Mitosis

Purpose of mitosis: Mitosis is the process of cell division, and occurs only in "somatic" or body cells. When haploid sperm meets haploid egg, a chain of events that begins with a single diploid cell and ends with an adult organism made of billions of cells is set in motion. The single cell divides into 2, and each of those 2 divide again, and this process continues geometrically along the following progression: 1, 2, 4, 8, 16, 32, 64, 128, and so on into the billions. Therefore, the first purpose of mitosis is growth. The second function of mitosis is repair. Cells are constantly wearing out and getting damaged and unless an organism replaces them at least as fast as they are lost, a gradual deterioration will occur.

Interphase: Each chromosome undergoes replication, making an identical copy of itself. At this point, the chromosomes are still long and thin, and are not visible inside the nucleus. Cells spend most of their life in this non-reproductive phase.

Prophase: The chromosomes coil and shorten, and become visible. It becomes apparent that the chromosomes have duplicated. Pairs of identical chromosomes remain attached to each other at the centromere and each chromosome is called a chromatid.

Metaphase: Chromosomes line up along the center of the cell. A pair of structures called centrioles form at the poles of the cell, and produce spindle fibers which attach to the centromeres of each chromosome pair.

Anaphase: The paired chromosomes split at the centromere and the two halves migrate along the spindle fibers to opposite sides of the cell. At the same time, the center of the cell begins to pinch.

Telophase: Cell division occurs, and each is identical to the original. Cells return to Interphase and prepare for another round of division.


Meiosis

Purpose of meiosis: Meiosis is a special version of cell division that occurs only in the testes and ovaries; the organs that produce the sperm and eggs. Why is this different? Normal body cells have a complete set of chromosomes. If normal body cells from mom and dad fused to form a baby, the fertilized egg would have twice as many chromosomes as it should. Meiosis is sometimes called "reduction division" because it reduces the number of chromosomes to half the normal number so that when fusion of sperm and egg occurs, baby will have the correct number. Therefore the purpose of meiosis is to produce gametes; the sperm and eggs.

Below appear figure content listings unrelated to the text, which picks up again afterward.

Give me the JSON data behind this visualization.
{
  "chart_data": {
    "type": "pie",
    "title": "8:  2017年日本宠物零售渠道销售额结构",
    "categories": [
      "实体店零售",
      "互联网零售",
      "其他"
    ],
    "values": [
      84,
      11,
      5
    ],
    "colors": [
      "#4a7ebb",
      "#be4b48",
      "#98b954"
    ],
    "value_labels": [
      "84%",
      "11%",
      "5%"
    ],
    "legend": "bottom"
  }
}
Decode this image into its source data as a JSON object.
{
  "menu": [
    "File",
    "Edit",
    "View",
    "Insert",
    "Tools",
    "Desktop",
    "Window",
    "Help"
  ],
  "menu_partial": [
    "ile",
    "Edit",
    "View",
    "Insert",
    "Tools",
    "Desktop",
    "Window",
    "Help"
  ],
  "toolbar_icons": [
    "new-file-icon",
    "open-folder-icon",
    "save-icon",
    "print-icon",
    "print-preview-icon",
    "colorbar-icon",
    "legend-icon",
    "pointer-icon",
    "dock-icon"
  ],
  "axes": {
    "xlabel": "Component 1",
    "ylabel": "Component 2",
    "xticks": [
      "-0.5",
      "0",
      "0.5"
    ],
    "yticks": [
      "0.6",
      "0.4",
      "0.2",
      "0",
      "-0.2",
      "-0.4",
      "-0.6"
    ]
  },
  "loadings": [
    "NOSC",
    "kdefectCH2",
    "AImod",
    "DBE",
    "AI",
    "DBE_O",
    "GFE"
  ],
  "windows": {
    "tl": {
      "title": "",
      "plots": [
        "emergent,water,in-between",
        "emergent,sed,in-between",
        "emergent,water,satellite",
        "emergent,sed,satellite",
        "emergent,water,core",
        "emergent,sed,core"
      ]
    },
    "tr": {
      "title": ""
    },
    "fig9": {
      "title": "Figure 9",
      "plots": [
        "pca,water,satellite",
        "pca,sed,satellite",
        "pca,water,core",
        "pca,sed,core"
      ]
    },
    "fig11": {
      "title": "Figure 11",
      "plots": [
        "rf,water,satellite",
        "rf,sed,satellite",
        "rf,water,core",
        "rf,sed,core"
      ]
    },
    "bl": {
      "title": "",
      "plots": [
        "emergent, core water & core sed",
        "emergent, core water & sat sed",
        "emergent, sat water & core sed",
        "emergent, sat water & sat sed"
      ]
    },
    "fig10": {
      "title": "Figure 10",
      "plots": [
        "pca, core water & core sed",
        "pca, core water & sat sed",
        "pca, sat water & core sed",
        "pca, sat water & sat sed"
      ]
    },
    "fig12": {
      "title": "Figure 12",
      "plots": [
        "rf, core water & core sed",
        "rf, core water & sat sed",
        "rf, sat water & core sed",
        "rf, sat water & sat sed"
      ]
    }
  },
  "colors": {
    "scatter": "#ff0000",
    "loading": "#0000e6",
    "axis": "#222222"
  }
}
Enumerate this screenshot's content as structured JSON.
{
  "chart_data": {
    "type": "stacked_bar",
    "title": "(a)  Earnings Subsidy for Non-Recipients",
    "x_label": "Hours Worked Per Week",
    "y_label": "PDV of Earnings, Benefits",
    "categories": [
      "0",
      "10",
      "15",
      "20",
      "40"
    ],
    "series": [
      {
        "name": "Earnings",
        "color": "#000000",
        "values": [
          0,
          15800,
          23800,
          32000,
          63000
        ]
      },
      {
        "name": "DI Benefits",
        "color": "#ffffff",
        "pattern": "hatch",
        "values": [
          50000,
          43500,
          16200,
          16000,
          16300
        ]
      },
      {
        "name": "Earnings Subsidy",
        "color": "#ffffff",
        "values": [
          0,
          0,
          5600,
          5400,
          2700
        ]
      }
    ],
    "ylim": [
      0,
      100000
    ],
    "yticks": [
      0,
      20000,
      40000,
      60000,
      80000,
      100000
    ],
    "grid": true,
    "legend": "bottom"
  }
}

Interphase I: Identical to Interphase in mitosis.

Prophase I: Identical to Prophase in mitosis.

Metaphase I: Instead of all chromosomes pairing up along the midline of the cell as in mitosis, homologous chromosome pairs line up next to each other. This is called synapsis. Homologous chromosomes contain the matching alleles donated from mother and father. This is also when meiotic recombination, also know as "crossing over" (see below) occurs. This process allows for a genetic shuffling of the characteristics of the two parents, creating an almost infinite variety of possible combinations. See the close-up diagram below.

Anaphase I: Instead of chromatids splitting at the centromere, homologous chromosome pairs (now shuffled by crossing over) move along the spindle fibers to opposite poles.

Telophase I: The cell pinches and divides.

Prophase II: It is visibly obvious that replication has not occurred.

Metaphase II: The paired chromosomes line up.

Anaphase II: The chromatids split at the centromere and migrate along the spindle fibers to opposite poles.

Telophase II: The cells pinch in the center and divide again. The final outcome is four cells, each with half of the genetic material found in the original. In the case of males, each cell becomes a sperm. In the case of females, one cell becomes an egg and the other three become polar bodies which are not used.